(583ag) Theoretical Insights Into the Surface Reactivity of Au/Co3O4 Catalysts in the Oxidative Dehydrogenation of Cyclohexane
The catalytic combustion of jet fuels shows promise in the application of hypersonic propulsion systems where catalysts are used to lower the ignition temperature and reduce soot formation . In previous efforts  we have shown that Co3O4 nanoparticles are active for the oxidative dehydrogenation of cyclohexane (a jet fuel surrogate) at 300 °C. Recent experimental studies  have explored the influence on catalytic activity by doping Co3O4 with ~1 nm size Au nanoparticles. In this work, we carry out first-principles theoretical studies on the oxidative dehydrogenation of cyclohexane over model Au nanoparticles (approximated by a nanometer-sized Au rod) supported on Co3O4.

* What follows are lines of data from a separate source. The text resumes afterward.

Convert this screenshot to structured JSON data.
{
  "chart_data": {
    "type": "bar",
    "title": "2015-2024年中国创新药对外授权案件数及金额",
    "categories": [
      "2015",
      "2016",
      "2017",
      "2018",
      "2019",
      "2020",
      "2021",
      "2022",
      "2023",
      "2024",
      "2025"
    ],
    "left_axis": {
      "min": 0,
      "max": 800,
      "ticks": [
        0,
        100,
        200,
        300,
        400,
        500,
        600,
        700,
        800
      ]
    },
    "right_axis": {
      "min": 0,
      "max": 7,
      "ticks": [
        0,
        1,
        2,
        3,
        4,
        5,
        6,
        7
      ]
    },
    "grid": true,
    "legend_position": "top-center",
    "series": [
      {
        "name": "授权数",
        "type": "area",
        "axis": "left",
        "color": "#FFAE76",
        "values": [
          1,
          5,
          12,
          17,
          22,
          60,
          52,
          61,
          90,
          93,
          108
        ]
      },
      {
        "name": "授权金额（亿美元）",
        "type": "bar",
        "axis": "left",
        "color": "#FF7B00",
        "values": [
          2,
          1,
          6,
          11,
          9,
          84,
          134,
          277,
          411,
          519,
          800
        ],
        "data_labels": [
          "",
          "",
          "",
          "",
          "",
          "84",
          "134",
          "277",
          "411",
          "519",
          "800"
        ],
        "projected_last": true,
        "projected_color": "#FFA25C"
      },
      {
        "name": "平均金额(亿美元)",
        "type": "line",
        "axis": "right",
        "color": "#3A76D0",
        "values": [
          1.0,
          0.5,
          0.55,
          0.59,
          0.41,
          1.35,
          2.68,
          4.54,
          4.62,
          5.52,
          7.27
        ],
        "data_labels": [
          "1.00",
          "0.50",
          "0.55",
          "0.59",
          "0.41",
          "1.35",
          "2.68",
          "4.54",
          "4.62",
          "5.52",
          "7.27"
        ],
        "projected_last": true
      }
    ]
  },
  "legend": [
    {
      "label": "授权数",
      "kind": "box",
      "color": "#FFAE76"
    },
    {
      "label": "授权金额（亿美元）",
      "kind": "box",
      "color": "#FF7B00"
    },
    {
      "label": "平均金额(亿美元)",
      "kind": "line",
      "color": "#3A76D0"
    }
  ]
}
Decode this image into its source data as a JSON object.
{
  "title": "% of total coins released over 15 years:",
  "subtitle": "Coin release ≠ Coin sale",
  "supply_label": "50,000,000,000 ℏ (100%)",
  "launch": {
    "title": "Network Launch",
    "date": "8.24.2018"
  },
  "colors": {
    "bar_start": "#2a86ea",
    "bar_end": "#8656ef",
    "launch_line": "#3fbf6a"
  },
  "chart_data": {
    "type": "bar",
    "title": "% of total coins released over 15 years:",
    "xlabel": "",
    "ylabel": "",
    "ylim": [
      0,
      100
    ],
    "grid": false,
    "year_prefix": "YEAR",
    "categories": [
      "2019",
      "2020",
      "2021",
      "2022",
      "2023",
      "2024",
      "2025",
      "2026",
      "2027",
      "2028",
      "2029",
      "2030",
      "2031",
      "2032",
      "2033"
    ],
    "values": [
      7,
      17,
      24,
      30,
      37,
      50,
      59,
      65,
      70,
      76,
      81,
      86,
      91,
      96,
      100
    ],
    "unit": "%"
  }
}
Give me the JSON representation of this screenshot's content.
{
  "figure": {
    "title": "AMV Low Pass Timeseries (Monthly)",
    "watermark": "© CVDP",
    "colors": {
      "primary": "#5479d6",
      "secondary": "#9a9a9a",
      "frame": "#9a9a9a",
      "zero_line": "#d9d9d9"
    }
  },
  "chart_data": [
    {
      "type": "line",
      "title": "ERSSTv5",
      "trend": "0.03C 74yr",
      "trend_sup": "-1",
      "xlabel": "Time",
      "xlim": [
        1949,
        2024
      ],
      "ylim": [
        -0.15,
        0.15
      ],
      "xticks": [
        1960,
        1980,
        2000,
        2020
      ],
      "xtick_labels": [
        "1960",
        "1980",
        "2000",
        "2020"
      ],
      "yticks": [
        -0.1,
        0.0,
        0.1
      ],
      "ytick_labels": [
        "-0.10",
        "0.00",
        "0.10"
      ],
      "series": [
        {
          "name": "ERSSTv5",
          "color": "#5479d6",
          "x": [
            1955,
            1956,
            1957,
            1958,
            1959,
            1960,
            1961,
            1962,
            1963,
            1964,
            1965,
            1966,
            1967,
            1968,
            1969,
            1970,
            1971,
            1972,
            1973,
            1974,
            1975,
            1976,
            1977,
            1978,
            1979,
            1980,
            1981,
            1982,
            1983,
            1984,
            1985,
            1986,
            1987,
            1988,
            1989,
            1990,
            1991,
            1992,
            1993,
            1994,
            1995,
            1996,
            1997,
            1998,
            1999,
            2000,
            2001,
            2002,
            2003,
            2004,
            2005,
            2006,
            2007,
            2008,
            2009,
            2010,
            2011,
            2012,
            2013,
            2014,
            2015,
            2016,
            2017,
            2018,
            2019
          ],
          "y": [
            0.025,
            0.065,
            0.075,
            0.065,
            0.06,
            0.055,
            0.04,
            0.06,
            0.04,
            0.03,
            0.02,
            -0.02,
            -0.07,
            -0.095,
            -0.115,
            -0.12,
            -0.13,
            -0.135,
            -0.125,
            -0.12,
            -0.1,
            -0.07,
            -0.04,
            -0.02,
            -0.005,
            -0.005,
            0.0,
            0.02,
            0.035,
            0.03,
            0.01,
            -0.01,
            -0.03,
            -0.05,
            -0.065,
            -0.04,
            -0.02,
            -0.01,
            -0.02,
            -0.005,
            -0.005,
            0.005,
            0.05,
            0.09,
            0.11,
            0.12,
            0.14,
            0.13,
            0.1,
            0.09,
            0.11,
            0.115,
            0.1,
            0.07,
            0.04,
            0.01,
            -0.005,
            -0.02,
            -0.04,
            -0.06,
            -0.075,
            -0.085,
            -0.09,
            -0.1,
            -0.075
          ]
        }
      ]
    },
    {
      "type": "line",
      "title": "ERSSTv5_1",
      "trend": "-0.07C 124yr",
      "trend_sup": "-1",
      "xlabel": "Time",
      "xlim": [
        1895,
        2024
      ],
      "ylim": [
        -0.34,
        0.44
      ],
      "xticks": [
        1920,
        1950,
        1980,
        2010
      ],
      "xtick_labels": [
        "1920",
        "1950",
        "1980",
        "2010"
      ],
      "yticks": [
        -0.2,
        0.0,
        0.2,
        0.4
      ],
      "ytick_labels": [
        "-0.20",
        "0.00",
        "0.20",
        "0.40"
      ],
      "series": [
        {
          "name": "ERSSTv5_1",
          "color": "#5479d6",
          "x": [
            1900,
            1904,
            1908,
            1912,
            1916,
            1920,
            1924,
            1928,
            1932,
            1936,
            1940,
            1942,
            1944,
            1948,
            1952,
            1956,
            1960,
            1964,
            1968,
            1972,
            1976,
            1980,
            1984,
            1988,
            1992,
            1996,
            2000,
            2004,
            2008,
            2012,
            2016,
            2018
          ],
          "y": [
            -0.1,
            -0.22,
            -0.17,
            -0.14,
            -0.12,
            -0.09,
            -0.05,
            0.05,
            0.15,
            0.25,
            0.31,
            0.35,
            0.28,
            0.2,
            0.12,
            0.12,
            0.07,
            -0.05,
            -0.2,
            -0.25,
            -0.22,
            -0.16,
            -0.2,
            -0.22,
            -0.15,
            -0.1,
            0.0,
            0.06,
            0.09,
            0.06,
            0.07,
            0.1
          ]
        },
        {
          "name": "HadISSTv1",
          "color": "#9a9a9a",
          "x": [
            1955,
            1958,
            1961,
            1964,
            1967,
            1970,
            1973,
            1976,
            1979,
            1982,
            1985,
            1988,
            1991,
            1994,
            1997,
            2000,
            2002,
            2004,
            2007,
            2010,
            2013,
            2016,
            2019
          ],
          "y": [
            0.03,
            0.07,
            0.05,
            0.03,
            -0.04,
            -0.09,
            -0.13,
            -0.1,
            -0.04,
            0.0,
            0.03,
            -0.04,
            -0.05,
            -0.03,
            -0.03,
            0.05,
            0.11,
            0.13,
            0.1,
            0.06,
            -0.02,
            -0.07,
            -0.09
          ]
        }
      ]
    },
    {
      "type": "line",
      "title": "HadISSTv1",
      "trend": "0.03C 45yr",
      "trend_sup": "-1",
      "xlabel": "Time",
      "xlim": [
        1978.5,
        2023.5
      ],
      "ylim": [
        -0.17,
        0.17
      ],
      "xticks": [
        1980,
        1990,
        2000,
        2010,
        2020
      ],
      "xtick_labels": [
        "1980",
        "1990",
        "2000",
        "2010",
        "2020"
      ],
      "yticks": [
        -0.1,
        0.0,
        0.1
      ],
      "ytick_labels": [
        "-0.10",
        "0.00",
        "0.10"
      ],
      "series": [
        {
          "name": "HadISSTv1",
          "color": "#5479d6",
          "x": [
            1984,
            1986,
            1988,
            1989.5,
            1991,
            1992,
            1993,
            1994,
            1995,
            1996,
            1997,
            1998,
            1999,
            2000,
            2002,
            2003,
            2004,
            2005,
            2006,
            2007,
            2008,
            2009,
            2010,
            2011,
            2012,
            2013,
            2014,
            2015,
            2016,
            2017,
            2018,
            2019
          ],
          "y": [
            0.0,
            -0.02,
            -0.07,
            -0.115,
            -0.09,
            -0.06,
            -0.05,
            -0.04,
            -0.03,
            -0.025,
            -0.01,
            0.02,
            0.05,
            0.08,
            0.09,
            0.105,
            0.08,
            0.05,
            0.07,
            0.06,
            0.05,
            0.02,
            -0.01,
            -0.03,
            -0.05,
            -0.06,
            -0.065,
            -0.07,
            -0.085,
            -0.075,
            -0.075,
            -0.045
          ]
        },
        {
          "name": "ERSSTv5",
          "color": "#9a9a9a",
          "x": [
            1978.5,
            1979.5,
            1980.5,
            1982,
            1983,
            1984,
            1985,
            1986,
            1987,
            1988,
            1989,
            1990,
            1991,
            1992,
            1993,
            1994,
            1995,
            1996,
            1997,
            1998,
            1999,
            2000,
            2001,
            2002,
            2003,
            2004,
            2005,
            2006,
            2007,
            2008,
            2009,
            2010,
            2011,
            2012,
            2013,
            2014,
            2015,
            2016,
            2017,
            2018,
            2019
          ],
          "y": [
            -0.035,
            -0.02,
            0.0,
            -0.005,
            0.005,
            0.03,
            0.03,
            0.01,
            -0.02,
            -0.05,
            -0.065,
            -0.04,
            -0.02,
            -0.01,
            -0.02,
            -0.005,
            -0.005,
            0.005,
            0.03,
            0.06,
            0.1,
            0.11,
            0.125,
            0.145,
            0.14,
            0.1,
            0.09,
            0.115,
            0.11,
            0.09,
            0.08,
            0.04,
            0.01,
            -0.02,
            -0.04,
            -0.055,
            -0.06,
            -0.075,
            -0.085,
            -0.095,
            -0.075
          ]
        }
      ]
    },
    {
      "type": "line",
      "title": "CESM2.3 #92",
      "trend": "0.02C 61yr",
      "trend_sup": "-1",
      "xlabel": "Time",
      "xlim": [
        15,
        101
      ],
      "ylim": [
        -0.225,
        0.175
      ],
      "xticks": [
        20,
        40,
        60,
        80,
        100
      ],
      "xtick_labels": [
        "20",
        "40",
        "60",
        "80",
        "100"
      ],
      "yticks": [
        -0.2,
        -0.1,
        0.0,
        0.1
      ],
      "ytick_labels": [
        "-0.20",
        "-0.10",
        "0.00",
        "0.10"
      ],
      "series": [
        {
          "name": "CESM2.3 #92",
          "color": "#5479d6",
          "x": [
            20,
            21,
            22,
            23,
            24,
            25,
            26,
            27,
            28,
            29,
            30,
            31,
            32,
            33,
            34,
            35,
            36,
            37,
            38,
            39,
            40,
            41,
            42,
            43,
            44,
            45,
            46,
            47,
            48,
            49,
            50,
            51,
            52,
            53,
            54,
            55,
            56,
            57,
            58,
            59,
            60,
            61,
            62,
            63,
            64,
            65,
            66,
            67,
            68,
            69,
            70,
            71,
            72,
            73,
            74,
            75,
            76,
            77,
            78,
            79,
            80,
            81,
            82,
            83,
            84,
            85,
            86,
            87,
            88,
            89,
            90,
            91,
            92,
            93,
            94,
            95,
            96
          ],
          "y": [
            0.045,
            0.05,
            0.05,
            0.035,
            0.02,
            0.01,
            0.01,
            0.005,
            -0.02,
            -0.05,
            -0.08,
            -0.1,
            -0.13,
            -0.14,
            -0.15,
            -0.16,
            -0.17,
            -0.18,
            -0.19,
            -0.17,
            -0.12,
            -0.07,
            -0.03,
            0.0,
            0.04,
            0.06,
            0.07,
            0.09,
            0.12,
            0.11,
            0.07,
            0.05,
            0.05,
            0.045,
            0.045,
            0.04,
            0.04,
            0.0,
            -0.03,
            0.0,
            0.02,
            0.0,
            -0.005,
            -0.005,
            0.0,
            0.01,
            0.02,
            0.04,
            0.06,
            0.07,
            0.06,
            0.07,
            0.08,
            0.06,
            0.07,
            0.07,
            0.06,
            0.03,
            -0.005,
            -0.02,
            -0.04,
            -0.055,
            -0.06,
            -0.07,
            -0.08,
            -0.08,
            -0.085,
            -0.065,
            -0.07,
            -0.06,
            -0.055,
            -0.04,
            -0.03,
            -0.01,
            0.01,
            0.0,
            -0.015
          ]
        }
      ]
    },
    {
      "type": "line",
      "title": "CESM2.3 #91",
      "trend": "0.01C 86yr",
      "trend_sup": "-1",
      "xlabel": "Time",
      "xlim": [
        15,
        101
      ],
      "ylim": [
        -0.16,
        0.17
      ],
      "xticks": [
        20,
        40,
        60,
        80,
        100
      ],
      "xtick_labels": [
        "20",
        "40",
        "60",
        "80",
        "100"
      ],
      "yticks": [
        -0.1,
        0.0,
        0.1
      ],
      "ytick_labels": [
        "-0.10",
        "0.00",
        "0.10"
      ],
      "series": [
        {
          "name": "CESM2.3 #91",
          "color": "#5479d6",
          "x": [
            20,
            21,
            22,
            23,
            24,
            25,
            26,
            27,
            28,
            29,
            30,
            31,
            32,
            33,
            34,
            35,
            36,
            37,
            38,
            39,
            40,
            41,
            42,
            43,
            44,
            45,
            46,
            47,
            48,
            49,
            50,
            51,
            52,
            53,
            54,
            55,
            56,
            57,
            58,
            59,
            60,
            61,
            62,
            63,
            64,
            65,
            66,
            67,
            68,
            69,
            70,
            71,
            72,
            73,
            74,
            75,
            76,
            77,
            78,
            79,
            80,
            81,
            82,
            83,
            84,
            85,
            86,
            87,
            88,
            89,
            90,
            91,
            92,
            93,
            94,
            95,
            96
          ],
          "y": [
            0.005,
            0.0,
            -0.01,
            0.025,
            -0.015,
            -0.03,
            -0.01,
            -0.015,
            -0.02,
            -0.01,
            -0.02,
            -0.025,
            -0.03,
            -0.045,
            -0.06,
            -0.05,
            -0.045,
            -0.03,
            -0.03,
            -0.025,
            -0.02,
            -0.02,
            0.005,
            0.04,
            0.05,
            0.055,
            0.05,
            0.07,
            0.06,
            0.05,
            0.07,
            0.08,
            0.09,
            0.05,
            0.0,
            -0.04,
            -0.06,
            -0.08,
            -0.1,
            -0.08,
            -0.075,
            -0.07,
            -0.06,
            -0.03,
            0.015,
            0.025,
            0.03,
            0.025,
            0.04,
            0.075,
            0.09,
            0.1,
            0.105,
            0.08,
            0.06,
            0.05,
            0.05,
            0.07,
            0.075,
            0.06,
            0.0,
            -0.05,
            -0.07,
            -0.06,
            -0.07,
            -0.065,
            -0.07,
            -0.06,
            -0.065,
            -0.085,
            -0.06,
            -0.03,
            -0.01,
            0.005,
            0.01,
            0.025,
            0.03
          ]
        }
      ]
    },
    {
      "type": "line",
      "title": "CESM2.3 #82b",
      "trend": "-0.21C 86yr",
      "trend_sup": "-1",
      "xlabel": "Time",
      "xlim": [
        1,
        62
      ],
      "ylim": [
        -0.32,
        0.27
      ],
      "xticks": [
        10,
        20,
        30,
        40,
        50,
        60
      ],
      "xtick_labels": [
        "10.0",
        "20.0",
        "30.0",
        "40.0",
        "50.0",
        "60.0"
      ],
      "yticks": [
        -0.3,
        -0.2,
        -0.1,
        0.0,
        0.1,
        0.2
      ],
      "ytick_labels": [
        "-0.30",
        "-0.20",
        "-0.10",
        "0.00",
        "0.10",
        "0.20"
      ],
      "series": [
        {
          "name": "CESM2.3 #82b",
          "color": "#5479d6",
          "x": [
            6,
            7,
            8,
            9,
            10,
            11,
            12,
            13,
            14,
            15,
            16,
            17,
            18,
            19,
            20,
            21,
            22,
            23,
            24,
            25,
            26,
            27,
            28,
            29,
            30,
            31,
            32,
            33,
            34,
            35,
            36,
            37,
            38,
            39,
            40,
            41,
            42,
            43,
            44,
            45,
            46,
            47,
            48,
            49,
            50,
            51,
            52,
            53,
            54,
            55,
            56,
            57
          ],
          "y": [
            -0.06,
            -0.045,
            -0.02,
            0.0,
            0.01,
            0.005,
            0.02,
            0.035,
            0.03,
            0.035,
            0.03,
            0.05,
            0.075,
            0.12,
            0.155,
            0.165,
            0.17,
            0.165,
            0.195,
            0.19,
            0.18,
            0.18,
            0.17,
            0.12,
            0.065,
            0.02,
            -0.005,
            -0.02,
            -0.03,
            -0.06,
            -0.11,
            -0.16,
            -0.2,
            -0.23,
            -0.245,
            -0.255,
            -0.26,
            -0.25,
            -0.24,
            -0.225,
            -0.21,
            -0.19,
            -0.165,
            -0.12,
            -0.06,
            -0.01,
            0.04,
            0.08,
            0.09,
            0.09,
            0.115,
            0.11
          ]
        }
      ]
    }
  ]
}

Density functional theory with on-site correction for Coulomb interactions of Co d-electrons (DFT+U method) calculations were carried out to examine the adsorption energies, reaction energies and activation barriers for a series of different elementary steps involved in the oxidative dehydrogenation of cyclohexane in order to compare the catalytic reactivity of Au/Co3O4 with that of pure Co3O4. The results show that the Au nanorod transfers electrons to the Co atoms at the interface between the Au and the Co3O4 support. The increased electron density at the interfacial Coocta cations weakens the Co-O bond strength and increases the hydrogen affinity of the neighboring O site. The increase in hydrogen affinity at the interfacial O sites results in a lower activation barrier for the initial C-H bond activation of cyclohexane at Au-Co3O4 interface. The interfacial hydroxyl intermediate reacts further to form water which ultimately desorbs from the surface and creates an O vacancy at the interface. The partially reduced Coocta cation at the vacancy allows for the adsorption and easy activation of O2 from the gas phase to form reactive mono-oxygen surface species. The results provide a fundamental understanding of the experimentally observed reactivity increase in the oxidative dehydrogenation of cyclohexane on Au/Co3O4 compared to that on pure Co3O4 surfaces.